Abstract

Die vorliegende Arbeit hat das Ziel, eine besondere literalrhetorische Form der
frühchristlichen Schriftauslegung bei Ambrosius von Mailand zu erforschen. Diese Form
besteht darin, biblische Gestalten zum Gegenstand der Auslegung zu machen und die so
geprägten Gestalten als “Text” zu sehen, der durch Auslegung analog zu dem gewohnten
Schrifttext erschlossen werden muss. Daneben verfasste Ambrosius aber einige
exegetischen Traktate, die sich nicht dem Text eines bestimmten Buches, sondern den
großen alttestamentarische Gestalten widmen und diese wie einen Text auslegen, sodass
die Hörer sowohl den unmittelbaren Charakter der biblischen Person (gleichsam ihren
"Literalsinn" oder historia ) als auch deren tiefere Bedeutung (gleichsam ihren
"geistlichen Sinn") erkennen, sei es als Typos für Christus oder die Kirche oder kirchliche
Sakramente (mysteria ) oder als Verkörperung bestimmter Tugenden, als moralisches
Vorbild und "Schauspiel" für die Christen, die mit ihrem Glaubenswissen und dem Blick
des Glaubenden im Leben und Handeln dieser Patriarchen "mehr" erblicken" als deren
Zeitgenossen. Für Ambrosius sind die Gestalten des Alten Testaments nicht nur Muster
der Tugenden, sondern auch eine besondere Methode, um verschiedene theologische
Dimensionen der Schrift vorzustellen.
Manchmal finden wir polemische, dogmatische, moralische und kirchenpolitische
Deutungen. Hiobs Gestalt konstruiert sich, zum Beispiel, im Traktat „De interpellatione
Job et David“ hauptsächlich von Gerichtsbild. Dieses Konzept zu verdeutlichen, erforsche
ich erstens das alttestamentarische Buch Hiob als Sammlung von Gerichtsmomenten:
Anklage von Hiob, Anklage von Hiobs Freunden, Gottes Gerichtsrede. Zweitens erforsche
ich die Verwendung der rhetorischen Begriffe, Konstruktionen, Metaphern, die ab Cicero
und Quintilian gehen, im Aufbau des Traktats.

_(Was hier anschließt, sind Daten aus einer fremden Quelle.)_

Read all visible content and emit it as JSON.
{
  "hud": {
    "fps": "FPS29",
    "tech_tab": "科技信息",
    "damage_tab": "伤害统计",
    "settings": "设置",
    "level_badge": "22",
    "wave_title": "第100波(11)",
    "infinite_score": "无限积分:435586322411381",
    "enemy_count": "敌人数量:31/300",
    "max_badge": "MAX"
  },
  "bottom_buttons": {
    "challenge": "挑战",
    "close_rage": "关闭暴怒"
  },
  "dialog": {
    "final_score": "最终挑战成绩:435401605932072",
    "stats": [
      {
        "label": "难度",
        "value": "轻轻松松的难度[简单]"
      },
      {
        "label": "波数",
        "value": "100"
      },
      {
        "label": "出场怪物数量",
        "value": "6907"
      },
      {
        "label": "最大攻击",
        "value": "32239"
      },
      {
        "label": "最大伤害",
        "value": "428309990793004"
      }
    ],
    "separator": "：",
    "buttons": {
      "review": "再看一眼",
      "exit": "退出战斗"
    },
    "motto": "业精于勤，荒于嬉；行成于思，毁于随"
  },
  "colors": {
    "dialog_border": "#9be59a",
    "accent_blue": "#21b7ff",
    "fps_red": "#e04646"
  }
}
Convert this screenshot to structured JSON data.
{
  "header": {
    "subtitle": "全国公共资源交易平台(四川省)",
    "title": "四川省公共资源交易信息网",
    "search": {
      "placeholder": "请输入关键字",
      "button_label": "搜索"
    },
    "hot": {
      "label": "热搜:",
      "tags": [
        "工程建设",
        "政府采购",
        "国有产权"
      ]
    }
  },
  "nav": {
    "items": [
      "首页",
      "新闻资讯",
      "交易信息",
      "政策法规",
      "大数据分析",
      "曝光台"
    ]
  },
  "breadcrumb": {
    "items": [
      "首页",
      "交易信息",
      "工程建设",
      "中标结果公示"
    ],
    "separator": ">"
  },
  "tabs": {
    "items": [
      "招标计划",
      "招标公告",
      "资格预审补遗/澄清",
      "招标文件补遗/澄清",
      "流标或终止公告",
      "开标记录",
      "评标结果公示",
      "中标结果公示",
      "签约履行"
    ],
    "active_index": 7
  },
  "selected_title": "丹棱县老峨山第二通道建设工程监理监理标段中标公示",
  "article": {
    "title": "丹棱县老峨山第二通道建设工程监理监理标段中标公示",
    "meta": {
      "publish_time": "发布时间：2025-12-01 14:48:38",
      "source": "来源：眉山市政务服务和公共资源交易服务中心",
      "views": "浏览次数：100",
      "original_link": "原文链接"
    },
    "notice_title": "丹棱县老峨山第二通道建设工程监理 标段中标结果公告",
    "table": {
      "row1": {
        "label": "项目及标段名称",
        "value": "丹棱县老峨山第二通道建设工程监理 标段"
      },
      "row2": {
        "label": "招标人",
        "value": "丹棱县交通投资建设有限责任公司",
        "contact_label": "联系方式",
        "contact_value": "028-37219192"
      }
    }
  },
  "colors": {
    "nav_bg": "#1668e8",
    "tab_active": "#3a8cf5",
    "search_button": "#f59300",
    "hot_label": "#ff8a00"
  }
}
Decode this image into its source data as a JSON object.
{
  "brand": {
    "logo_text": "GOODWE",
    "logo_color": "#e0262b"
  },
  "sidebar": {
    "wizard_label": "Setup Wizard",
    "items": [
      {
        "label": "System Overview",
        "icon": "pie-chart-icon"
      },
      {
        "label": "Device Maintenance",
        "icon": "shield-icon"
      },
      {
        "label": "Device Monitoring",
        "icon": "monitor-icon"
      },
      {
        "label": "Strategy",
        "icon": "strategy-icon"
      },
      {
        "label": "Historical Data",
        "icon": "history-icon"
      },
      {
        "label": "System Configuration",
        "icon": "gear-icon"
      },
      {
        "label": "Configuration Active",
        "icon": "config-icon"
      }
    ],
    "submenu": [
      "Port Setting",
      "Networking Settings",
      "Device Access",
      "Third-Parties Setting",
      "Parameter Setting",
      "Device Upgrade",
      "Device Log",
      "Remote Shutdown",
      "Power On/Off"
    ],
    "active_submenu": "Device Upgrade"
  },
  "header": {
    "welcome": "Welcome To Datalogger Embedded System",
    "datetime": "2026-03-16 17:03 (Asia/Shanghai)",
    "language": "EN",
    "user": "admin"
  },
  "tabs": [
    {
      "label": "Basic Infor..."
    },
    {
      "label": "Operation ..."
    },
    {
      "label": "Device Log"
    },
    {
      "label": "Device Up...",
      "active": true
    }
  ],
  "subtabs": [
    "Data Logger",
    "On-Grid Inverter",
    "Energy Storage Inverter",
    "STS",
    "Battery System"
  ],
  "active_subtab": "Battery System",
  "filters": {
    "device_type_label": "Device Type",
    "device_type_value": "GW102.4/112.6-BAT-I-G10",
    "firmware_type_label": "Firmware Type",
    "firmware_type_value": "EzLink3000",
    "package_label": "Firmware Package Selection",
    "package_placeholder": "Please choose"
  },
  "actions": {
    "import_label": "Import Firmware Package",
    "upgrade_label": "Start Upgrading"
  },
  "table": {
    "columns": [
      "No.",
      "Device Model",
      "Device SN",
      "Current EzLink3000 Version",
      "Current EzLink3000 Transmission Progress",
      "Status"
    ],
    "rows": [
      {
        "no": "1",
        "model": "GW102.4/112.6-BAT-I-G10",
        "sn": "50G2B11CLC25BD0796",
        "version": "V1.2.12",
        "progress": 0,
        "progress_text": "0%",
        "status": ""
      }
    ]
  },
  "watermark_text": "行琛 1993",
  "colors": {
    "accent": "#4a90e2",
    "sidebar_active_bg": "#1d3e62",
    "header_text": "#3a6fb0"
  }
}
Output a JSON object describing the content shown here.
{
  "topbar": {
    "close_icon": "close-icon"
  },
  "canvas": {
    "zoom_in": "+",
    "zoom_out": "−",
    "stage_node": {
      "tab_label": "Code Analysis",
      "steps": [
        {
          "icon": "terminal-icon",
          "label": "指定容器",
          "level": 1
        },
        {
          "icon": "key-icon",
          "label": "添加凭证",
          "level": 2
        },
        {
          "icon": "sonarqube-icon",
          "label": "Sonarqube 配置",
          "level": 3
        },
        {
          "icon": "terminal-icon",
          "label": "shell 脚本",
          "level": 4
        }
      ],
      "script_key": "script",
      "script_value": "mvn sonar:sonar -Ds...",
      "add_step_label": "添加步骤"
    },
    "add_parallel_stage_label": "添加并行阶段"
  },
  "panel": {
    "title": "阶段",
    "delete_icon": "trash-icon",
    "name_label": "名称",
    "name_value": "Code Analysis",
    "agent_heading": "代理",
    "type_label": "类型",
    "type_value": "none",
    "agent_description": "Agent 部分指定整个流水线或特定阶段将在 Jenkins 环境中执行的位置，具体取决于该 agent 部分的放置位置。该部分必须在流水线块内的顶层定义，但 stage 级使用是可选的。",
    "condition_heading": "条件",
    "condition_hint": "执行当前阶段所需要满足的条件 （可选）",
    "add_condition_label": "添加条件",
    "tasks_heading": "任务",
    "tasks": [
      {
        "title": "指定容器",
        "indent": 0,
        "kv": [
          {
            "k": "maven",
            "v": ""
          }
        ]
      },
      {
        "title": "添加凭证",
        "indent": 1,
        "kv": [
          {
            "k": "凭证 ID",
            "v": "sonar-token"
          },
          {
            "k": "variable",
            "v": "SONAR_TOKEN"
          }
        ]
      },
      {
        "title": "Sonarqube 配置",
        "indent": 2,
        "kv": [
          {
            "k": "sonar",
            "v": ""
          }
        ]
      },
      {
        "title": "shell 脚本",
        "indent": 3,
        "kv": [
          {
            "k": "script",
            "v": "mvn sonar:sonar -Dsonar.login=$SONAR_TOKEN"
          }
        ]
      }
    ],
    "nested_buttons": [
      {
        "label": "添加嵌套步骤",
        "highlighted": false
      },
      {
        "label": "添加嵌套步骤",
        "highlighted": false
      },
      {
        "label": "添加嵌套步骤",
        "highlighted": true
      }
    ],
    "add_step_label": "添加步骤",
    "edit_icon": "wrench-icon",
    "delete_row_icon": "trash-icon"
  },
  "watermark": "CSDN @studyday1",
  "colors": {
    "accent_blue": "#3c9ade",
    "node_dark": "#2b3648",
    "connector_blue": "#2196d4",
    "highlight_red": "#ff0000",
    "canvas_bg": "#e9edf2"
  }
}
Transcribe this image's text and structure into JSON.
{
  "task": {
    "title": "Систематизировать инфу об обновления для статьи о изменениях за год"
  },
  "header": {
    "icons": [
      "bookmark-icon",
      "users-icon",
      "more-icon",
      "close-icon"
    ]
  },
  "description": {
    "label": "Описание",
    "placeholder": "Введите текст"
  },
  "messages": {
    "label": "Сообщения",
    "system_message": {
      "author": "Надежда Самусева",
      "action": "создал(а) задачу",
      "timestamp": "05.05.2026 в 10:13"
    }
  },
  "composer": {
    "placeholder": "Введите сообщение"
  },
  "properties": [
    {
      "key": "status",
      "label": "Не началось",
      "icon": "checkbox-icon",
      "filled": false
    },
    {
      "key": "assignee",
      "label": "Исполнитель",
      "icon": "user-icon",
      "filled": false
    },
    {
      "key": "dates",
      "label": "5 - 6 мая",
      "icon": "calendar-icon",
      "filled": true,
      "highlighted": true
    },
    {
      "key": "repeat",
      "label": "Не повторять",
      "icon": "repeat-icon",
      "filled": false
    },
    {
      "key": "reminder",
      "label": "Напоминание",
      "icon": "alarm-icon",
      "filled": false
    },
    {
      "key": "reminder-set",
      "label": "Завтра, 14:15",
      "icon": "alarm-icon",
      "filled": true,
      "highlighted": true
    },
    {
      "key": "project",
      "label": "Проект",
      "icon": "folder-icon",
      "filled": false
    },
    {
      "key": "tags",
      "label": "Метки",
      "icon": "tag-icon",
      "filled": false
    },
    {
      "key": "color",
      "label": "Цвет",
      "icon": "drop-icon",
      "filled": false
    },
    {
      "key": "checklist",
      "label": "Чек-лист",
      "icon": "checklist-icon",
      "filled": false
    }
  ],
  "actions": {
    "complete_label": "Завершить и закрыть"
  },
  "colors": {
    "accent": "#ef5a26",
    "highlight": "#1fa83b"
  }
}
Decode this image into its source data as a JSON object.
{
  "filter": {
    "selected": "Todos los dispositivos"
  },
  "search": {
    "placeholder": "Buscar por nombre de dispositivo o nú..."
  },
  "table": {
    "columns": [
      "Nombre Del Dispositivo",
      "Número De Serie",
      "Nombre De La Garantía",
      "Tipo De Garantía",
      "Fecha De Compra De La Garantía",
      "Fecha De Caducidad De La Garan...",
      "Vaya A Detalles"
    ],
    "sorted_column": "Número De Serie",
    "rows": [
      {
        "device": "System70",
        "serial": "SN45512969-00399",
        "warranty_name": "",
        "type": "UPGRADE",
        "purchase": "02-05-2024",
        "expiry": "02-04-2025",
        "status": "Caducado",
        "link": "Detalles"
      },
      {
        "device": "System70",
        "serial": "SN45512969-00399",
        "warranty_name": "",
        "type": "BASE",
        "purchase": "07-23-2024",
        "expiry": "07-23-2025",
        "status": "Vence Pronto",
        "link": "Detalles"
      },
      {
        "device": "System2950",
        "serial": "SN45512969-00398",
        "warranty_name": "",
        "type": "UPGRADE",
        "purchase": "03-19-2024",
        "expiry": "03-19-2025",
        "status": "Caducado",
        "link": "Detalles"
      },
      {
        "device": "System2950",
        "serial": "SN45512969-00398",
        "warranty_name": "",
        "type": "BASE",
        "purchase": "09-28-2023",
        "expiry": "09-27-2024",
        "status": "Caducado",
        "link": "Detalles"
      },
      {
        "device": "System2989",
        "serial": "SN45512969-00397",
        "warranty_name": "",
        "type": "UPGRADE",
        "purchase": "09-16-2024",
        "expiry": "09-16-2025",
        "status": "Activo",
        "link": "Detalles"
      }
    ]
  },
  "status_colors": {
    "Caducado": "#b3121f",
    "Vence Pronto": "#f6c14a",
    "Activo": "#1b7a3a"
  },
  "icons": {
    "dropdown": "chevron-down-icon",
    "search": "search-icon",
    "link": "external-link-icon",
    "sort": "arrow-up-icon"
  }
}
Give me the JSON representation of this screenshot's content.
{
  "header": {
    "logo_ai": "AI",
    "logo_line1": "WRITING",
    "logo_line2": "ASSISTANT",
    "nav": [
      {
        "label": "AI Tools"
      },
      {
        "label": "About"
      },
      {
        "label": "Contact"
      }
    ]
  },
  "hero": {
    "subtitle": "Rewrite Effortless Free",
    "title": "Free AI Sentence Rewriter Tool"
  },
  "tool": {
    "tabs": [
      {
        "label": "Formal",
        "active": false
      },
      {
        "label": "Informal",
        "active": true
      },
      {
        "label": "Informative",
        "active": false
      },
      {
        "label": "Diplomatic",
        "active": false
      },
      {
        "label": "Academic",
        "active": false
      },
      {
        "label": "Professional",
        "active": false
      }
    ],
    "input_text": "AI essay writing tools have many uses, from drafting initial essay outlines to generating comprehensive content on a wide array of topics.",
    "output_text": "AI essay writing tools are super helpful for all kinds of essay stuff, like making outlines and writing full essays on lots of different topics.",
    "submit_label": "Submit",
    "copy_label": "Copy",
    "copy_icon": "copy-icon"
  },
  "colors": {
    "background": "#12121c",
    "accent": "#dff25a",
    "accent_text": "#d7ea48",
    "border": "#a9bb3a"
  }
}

Drittens zeige ich die Entstehung der
christlichen Eschatologie als Gerichtstag in der Theologie des Ambrosius' und
anthropologische Dimensionen des Prozesses des Beichtens aus eschatologischen
ambrosianischen Perspektive. Davids Gestalt konstruiert sich im Traktat „Apologia
prophetae David“ als Königs-Gestalt, aber auch diese ganze Erzählung ist eine politische
Metapher auf Kaiser Theodosius, um ihn zu kritisieren und ihm das Bespiel des
beichtenden Königs zu zeigen. Der ganze Traktat ist auf zwei Teilen geteilt: Die
Ve r t e i d i g u n g s r e d e v o n A m b r o s i u s ü b e r d i e Tu g e n d e n d e s D a v i d s u n d
Selbstverteidigungsrede des Davids in der Form der Auslegung des 50. Psalms. Diese
Rede wird von der Struktur als rhetorische Mittel der Ethopoieia eingeführt. Wir können
diese zweiteilige Struktur auch als apologetische Gattung "Concessio" verstehen, die aus
zwei Formen besteht (purgatio und deprecatio). Gleichzeitig ist es aber eine Illustration
zur paulinischen Aussagen: Der Ambrosianische Verteidigung ist nach dem Gesetz
gemacht wurde; die Selbstverteidigungsrede von David in 50.Psalm (LXX) aber ist eine
Zeugnis der Wirkung der Gnade Gottes im Ereignisse des Beichtens und der Vergebung.